# Vintage Pro Line Point Blank



## CoyoteBuster700 (Dec 15, 2012)

Hi all, just joined the forum and wanted to get all the info I could about my old bow. Its a '70s model (I believe) Pro Line Point Blank Draw weight is 60-80lbs (although when I put it on a draw scale scale It broke over at 85lbs), draw length is 30, string length is 61, and the let-off is 65%. It has Two cams and the finish is *OLD* Mossy oak. The overall length of the bow (cam to cam) is 42 inches. I love the bow, and will probably never get rid of it. It outshoots all of my friends newer bows, and I make fun of them. The only complaint I have about it is that when I release it, it sounds like i snapped a banjo in half lol. Any info, specifications, or opinions are welcomed. 

Thanks!


----------



## Sparky360 (Feb 7, 2010)

Proline had a point blank come out in 1990ish. They may have had a earlier model. I am only 33, so that limits how far back I can go.


----------



## whackadeer (Mar 28, 2010)

I had a point blank in the 80's I wish I had never got rid of if. Shot 3D, leagues etc and won a lot of trophies and ribbons.

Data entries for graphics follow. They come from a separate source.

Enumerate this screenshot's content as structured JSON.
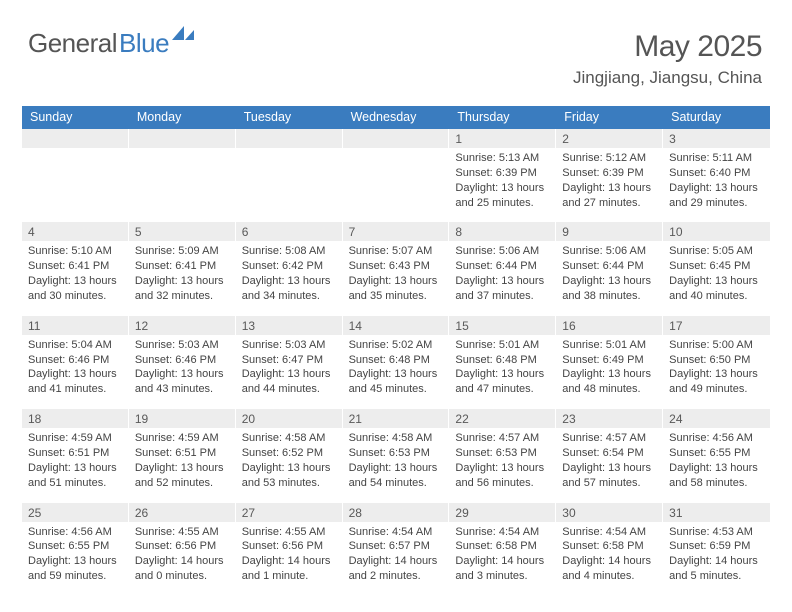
{
  "logo": {
    "part1": "General",
    "part2": "Blue"
  },
  "title": "May 2025",
  "location": "Jingjiang, Jiangsu, China",
  "colors": {
    "brand": "#3a7cbf",
    "headerbg": "#3a7cbf",
    "numbg": "#ededed"
  },
  "weekdays": [
    "Sunday",
    "Monday",
    "Tuesday",
    "Wednesday",
    "Thursday",
    "Friday",
    "Saturday"
  ],
  "cells": [
    {
      "n": "",
      "l": []
    },
    {
      "n": "",
      "l": []
    },
    {
      "n": "",
      "l": []
    },
    {
      "n": "",
      "l": []
    },
    {
      "n": "1",
      "l": [
        "Sunrise: 5:13 AM",
        "Sunset: 6:39 PM",
        "Daylight: 13 hours",
        "and 25 minutes."
      ]
    },
    {
      "n": "2",
      "l": [
        "Sunrise: 5:12 AM",
        "Sunset: 6:39 PM",
        "Daylight: 13 hours",
        "and 27 minutes."
      ]
    },
    {
      "n": "3",
      "l": [
        "Sunrise: 5:11 AM",
        "Sunset: 6:40 PM",
        "Daylight: 13 hours",
        "and 29 minutes."
      ]
    },
    {
      "n": "4",
      "l": [
        "Sunrise: 5:10 AM",
        "Sunset: 6:41 PM",
        "Daylight: 13 hours",
        "and 30 minutes."
      ]
    },
    {
      "n": "5",
      "l": [
        "Sunrise: 5:09 AM",
        "Sunset: 6:41 PM",
        "Daylight: 13 hours",
        "and 32 minutes."
      ]
    },
    {
      "n": "6",
      "l": [
        "Sunrise: 5:08 AM",
        "Sunset: 6:42 PM",
        "Daylight: 13 hours",
        "and 34 minutes."
      ]
    },
    {
      "n": "7",
      "l": [
        "Sunrise: 5:07 AM",
        "Sunset: 6:43 PM",
        "Daylight: 13 hours",
        "and 35 minutes."
      ]
    },
    {
      "n": "8",
      "l": [
        "Sunrise: 5:06 AM",
        "Sunset: 6:44 PM",
        "Daylight: 13 hours",
        "and 37 minutes."
      ]
    },
    {
      "n": "9",
      "l": [
        "Sunrise: 5:06 AM",
        "Sunset: 6:44 PM",
        "Daylight: 13 hours",
        "and 38 minutes."
      ]
    },
    {
      "n": "10",
      "l": [
        "Sunrise: 5:05 AM",
        "Sunset: 6:45 PM",
        "Daylight: 13 hours",
        "and 40 minutes."
      ]
    },
    {
      "n": "11",
      "l": [
        "Sunrise: 5:04 AM",
        "Sunset: 6:46 PM",
        "Daylight: 13 hours",
        "and 41 minutes."
      ]
    },
    {
      "n": "12",
      "l": [
        "Sunrise: 5:03 AM",
        "Sunset: 6:46 PM",
        "Daylight: 13 hours",
        "and 43 minutes."
      ]
    },
    {
      "n": "13",
      "l": [
        "Sunrise: 5:03 AM",
        "Sunset: 6:47 PM",
        "Daylight: 13 hours",
        "and 44 minutes."
      ]
    },
    {
      "n": "14",
      "l": [
        "Sunrise: 5:02 AM",
        "Sunset: 6:48 PM",
        "Daylight: 13 hours",
        "and 45 minutes."
      ]
    },
    {
      "n": "15",
      "l": [
        "Sunrise: 5:01 AM",
        "Sunset: 6:48 PM",
        "Daylight: 13 hours",
        "and 47 minutes."
      ]
    },
    {
      "n": "16",
      "l": [
        "Sunrise: 5:01 AM",
        "Sunset: 6:49 PM",
        "Daylight: 13 hours",
        "and 48 minutes."
      ]
    },
    {
      "n": "17",
      "l": [
        "Sunrise: 5:00 AM",
        "Sunset: 6:50 PM",
        "Daylight: 13 hours",
        "and 49 minutes."
      ]
    },
    {
      "n": "18",
      "l": [
        "Sunrise: 4:59 AM",
        "Sunset: 6:51 PM",
        "Daylight: 13 hours",
        "and 51 minutes."
      ]
    },
    {
      "n": "19",
      "l": [
        "Sunrise: 4:59 AM",
        "Sunset: 6:51 PM",
        "Daylight: 13 hours",
        "and 52 minutes."
      ]
    },
    {
      "n": "20",
      "l": [
        "Sunrise: 4:58 AM",
        "Sunset: 6:52 PM",
        "Daylight: 13 hours",
        "and 53 minutes."
      ]
    },
    {
      "n": "21",
      "l": [
        "Sunrise: 4:58 AM",
        "Sunset: 6:53 PM",
        "Daylight: 13 hours",
        "and 54 minutes."
      ]
    },
    {
      "n": "22",
      "l": [
        "Sunrise: 4:57 AM",
        "Sunset: 6:53 PM",
        "Daylight: 13 hours",
        "and 56 minutes."
      ]
    },
    {
      "n": "23",
      "l": [
        "Sunrise: 4:57 AM",
        "Sunset: 6:54 PM",
        "Daylight: 13 hours",
        "and 57 minutes."
      ]
    },
    {
      "n": "24",
      "l": [
        "Sunrise: 4:56 AM",
        "Sunset: 6:55 PM",
        "Daylight: 13 hours",
        "and 58 minutes."
      ]
    },
    {
      "n": "25",
      "l": [
        "Sunrise: 4:56 AM",
        "Sunset: 6:55 PM",
        "Daylight: 13 hours",
        "and 59 minutes."
      ]
    },
    {
      "n": "26",
      "l": [
        "Sunrise: 4:55 AM",
        "Sunset: 6:56 PM",
        "Daylight: 14 hours",
        "and 0 minutes."
      ]
    },
    {
      "n": "27",
      "l": [
        "Sunrise: 4:55 AM",
        "Sunset: 6:56 PM",
        "Daylight: 14 hours",
        "and 1 minute."
      ]
    },
    {
      "n": "28",
      "l": [
        "Sunrise: 4:54 AM",
        "Sunset: 6:57 PM",
        "Daylight: 14 hours",
        "and 2 minutes."
      ]
    },
    {
      "n": "29",
      "l": [
        "Sunrise: 4:54 AM",
        "Sunset: 6:58 PM",
        "Daylight: 14 hours",
        "and 3 minutes."
      ]
    },
    {
      "n": "30",
      "l": [
        "Sunrise: 4:54 AM",
        "Sunset: 6:58 PM",
        "Daylight: 14 hours",
        "and 4 minutes."
      ]
    },
    {
      "n": "31",
      "l": [
        "Sunrise: 4:53 AM",
        "Sunset: 6:59 PM",
        "Daylight: 14 hours",
        "and 5 minutes."
      ]
    }
  ]
}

Took some deer too. Best shooter I ever had.


----------



## tylo_g5 (Mar 23, 2011)

Was Nathan brooks first comp bow, maybe he could give you a little insight on it? "Nathan experimented with a number of archery setups before he settled on his first “real” bow, a Proline Point Blank"


----------



## eaglecaps (Nov 4, 2009)

String is probably stretched. When that happens draw weight goes up. Twist it to shorten. Good luck.


----------



## bukfever2 (Feb 16, 2011)

eaglecaps said:


> String is probably stretched. When that happens draw weight goes up. Twist it to shorten. Good luck.


The Point Blank had a 15# draw weight range so if it's 85#it's due to string stretch.
Might be better to replace the string depending how old it is.
If it is a fast-flight bow it was made in 1989 or later.
Good Luck


----------